Gathered together as an “arsenal,” their uncanny proximity to one another becomes a key critical tool in asking
how war comes to find itself at home in our lives.
Keywords
military occupation, militarism, gender, Kashmir, space
Spatializing Occupation
What is home under perpetual siege?
If home is found on both sides of the globe,
home is of course here—and always a missed land.

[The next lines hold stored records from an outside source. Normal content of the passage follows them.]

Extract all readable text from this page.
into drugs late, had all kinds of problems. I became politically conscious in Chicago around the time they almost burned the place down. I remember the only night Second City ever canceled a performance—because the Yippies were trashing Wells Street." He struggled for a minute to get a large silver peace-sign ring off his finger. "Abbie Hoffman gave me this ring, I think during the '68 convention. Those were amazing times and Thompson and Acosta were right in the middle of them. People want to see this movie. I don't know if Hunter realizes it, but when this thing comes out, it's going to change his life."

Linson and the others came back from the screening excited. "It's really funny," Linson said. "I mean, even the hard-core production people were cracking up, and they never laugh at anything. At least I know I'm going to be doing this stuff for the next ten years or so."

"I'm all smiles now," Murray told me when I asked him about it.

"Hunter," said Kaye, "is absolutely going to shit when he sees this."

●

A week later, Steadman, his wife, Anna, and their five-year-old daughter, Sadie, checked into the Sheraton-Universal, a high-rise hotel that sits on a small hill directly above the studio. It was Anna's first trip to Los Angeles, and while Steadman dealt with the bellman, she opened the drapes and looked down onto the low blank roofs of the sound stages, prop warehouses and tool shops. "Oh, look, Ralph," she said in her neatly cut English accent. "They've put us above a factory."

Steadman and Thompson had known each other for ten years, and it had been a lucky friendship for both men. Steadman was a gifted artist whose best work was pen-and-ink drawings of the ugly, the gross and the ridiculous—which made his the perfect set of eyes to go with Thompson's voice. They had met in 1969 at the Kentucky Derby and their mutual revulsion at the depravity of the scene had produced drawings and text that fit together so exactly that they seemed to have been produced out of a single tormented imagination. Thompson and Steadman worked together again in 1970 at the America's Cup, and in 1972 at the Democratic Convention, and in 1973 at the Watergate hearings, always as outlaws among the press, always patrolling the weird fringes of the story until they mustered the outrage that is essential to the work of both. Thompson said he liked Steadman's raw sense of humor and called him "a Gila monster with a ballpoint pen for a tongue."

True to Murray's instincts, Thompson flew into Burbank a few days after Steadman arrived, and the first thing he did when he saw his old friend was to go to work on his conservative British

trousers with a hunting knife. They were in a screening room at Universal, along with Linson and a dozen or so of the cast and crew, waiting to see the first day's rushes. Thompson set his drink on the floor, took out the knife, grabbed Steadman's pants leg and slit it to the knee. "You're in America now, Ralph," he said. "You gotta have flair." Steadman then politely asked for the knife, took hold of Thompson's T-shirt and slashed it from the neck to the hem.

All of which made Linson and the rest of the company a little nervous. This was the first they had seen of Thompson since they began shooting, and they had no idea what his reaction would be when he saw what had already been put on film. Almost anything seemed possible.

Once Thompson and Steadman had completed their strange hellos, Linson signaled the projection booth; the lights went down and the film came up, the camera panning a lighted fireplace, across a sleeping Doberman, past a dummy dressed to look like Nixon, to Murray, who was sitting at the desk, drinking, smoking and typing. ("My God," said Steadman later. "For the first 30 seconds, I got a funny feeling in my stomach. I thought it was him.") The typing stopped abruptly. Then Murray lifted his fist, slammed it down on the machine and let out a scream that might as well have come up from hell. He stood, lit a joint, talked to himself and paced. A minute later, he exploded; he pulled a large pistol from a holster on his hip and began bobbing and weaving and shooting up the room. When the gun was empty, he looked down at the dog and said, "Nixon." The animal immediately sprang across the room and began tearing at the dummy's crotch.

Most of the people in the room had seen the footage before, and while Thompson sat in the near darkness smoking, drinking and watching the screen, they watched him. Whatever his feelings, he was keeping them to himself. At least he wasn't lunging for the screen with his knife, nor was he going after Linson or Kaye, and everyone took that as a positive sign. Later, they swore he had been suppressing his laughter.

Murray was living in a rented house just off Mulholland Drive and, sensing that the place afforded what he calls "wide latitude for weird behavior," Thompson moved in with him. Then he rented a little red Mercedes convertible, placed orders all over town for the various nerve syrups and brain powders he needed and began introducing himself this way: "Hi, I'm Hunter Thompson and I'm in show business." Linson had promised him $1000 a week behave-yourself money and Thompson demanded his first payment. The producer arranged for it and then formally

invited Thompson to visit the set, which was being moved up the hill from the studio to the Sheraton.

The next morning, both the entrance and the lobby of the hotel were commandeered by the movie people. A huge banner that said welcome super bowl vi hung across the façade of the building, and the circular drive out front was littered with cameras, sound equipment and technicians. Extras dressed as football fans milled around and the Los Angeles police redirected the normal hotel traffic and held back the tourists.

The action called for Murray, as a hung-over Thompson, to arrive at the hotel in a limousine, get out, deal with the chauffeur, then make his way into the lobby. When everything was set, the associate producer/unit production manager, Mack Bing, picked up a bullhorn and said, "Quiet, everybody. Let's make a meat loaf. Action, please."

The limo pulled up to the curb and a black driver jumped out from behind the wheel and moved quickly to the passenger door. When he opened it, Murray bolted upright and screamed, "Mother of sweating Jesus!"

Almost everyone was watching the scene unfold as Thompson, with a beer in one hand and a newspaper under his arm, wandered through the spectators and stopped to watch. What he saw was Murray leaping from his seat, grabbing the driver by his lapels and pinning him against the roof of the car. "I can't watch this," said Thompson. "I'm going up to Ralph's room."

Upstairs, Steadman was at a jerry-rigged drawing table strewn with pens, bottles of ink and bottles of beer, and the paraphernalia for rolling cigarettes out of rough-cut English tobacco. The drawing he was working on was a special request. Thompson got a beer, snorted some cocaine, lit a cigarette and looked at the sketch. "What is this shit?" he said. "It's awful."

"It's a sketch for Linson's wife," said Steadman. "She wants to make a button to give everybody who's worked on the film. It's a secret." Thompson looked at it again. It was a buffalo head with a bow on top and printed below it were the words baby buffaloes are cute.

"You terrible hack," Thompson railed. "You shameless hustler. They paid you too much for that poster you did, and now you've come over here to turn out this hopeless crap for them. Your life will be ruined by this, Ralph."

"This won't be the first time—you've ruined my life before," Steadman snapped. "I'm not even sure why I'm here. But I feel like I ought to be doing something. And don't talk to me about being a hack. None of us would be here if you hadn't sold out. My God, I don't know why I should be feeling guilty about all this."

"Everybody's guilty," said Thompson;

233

— Agha Shahid Ali (2001, 33)
“This is MY home”,
I must be careful with these words,
announce them only in soundproof rooms...
for if they escape,
and reach New Delhi
they will have verdicts freshly juiced for me—
Seditious, unholy, a foreign conspiracy.
— Samia Mehraj (2020)
These verses by Kashmiri poets terrifyingly
situate the conditions under which home—in its affective and material tenors—remains a fragile
imaginary that for Shahid Ali is always “a missed land.” Under conditions of military occupation that long
persist in Kashmir, claims to home, constituting home, and being at home are caught in volatility, especially
when the Indian state's insistence on “Kashmir as integral” to its imaginaries of the nation constricts any
semblance of home and self-determination for Kashmiris surviving occupation.
How then is home, broadly
understood by feminists as a “relation between material and imaginative processes” (Blunt and Dowling 2006, 22)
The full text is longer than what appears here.